# Replacement tire for my Honda hs724



## ylobrd (Mar 1, 2017)

After I was unable to inflate my flat honda tire on my Hs724 I installed an inner tube. That did not work as the tire’s side wall pushed out. After research on the internet, i learned that the bead of the tire was toast and I need a new tire. What a sticker shock for a replacement, Honda tire. Does any one in our forum have a financial solution for a replacement that will not break the bank. I am shy of buying a used tire off line only maybe latter finding out that the replacement has the same problem a bad Bead. Any help would be appreciated. I am located in N.H.


----------



## Oneacer (Jan 3, 2011)

Best tire out there for a snow blower at this time is the XTrac …..

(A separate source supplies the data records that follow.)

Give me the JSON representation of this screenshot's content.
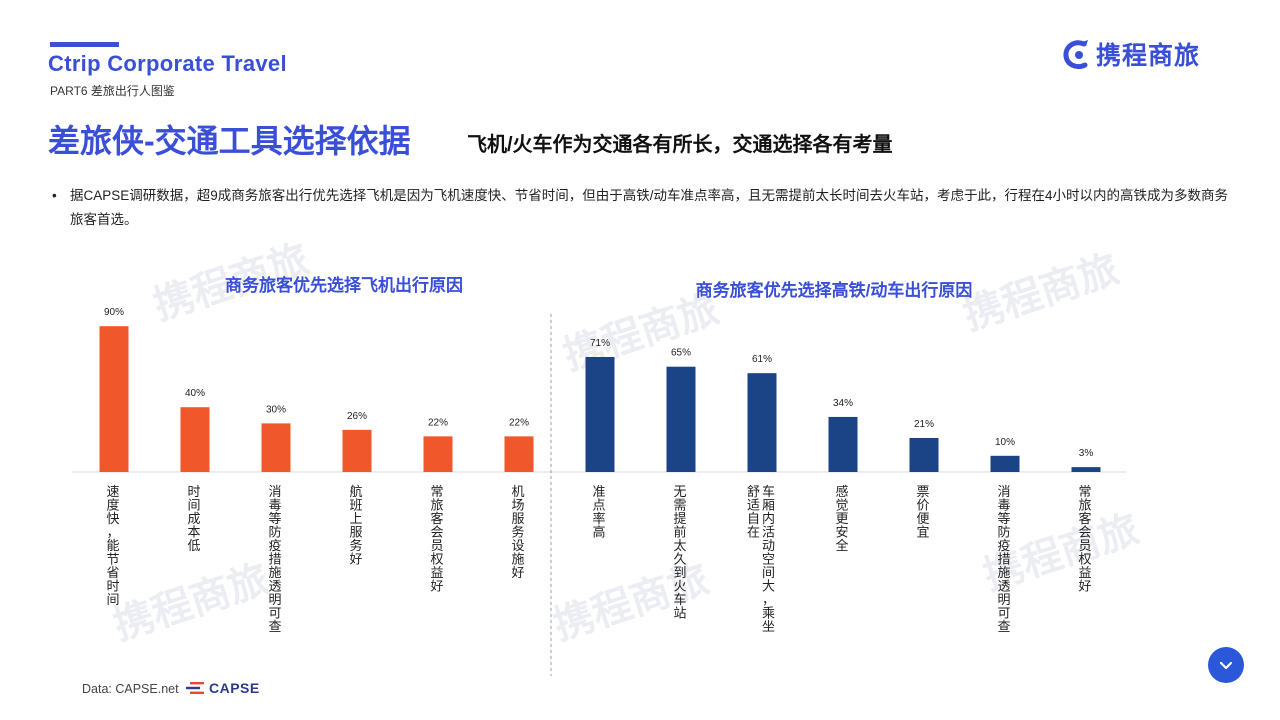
{
  "header": {
    "brand_title": "Ctrip Corporate Travel",
    "part_label": "PART6 差旅出行人图鉴",
    "logo_text": "携程商旅"
  },
  "title": {
    "main": "差旅侠-交通工具选择依据",
    "sub": "飞机/火车作为交通各有所长，交通选择各有考量"
  },
  "bullet": {
    "dot": "•",
    "text": "据CAPSE调研数据，超9成商务旅客出行优先选择飞机是因为飞机速度快、节省时间，但由于高铁/动车准点率高，且无需提前太长时间去火车站，考虑于此，行程在4小时以内的高铁成为多数商务旅客首选。"
  },
  "watermark_text": "携程商旅",
  "colors": {
    "accent": "#3a4fd7",
    "plane_bar": "#f0572a",
    "train_bar": "#1a4486"
  },
  "chart_data": [
    {
      "type": "bar",
      "title": "商务旅客优先选择飞机出行原因",
      "categories": [
        "速度快，能节省时间",
        "时间成本低",
        "消毒等防疫措施透明可查",
        "航班上服务好",
        "常旅客会员权益好",
        "机场服务设施好"
      ],
      "values": [
        90,
        40,
        30,
        26,
        22,
        22
      ],
      "value_labels": [
        "90%",
        "40%",
        "30%",
        "26%",
        "22%",
        "22%"
      ],
      "ylim": [
        0,
        100
      ],
      "color": "#f0572a"
    },
    {
      "type": "bar",
      "title": "商务旅客优先选择高铁/动车出行原因",
      "categories": [
        "准点率高",
        "无需提前太久到火车站",
        "车厢内活动空间大，乘坐舒适自在",
        "感觉更安全",
        "票价便宜",
        "消毒等防疫措施透明可查",
        "常旅客会员权益好"
      ],
      "values": [
        71,
        65,
        61,
        34,
        21,
        10,
        3
      ],
      "value_labels": [
        "71%",
        "65%",
        "61%",
        "34%",
        "21%",
        "10%",
        "3%"
      ],
      "ylim": [
        0,
        100
      ],
      "color": "#1a4486"
    }
  ],
  "footer": {
    "source": "Data: CAPSE.net",
    "capse_logo": "CAPSE"
  },
  "nav": {
    "icon": "chevron-down-icon"
  }
}
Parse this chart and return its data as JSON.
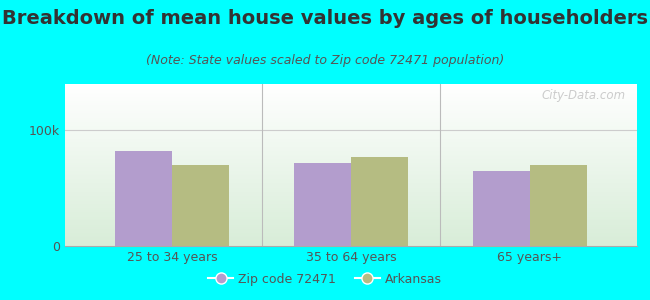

What is your tire size? … you will find that on the sidewall of your existing tire.


----------



## Oneacer (Jan 3, 2011)

As always, you want to make sure the rim is in good shape and the valve stem is in good condition … I usually sand, prime and paint the rims, as in the above photo I posted, as well as install a new 45 degree valve stem if needed.

I also recommend using a mini-tire changer like the one Harbor Freight sells, cheap with a coupon..... along with some good tire lube. ( bead sealer can help also, but a good tire lube should be sufficient)

Also heating the tire with a heat gun also gives you some advantage on installing it ....... LOL, just don't melt it ...


----------



## J_Westy (Dec 12, 2020)

ylobrd said:


> After I was unable to inflate my flat honda tire on my Hs724 I installed an inner tube. That did not work as the tire’s side wall pushed out.


I had the same issue on my HS724 that I bought used -- the bead would blow off.

I tried to get a matching 14x4.0-6 tire from the dealer, but when it came in, it was physically smaller than the original tire and didn't even have the over-engineered soft rubber bead with wire retaining rings (at $100+ btw), so I returned it.

I ended up replacing both tires with some Max Auto 15x5.0-6 tires off of Amazon that were physically closer in size and way cheaper.



https://www.amazon.com/gp/product/B07WFJ739W



I was able to pull the split rim together with some longer M8 bolts and the bead mostly seated at 20psi. I squirted some dish soap in the bead and drove the snowblower down the driveway jiggling it back and forth which fully seated the bead, then I aired them back to 10 psi.


----------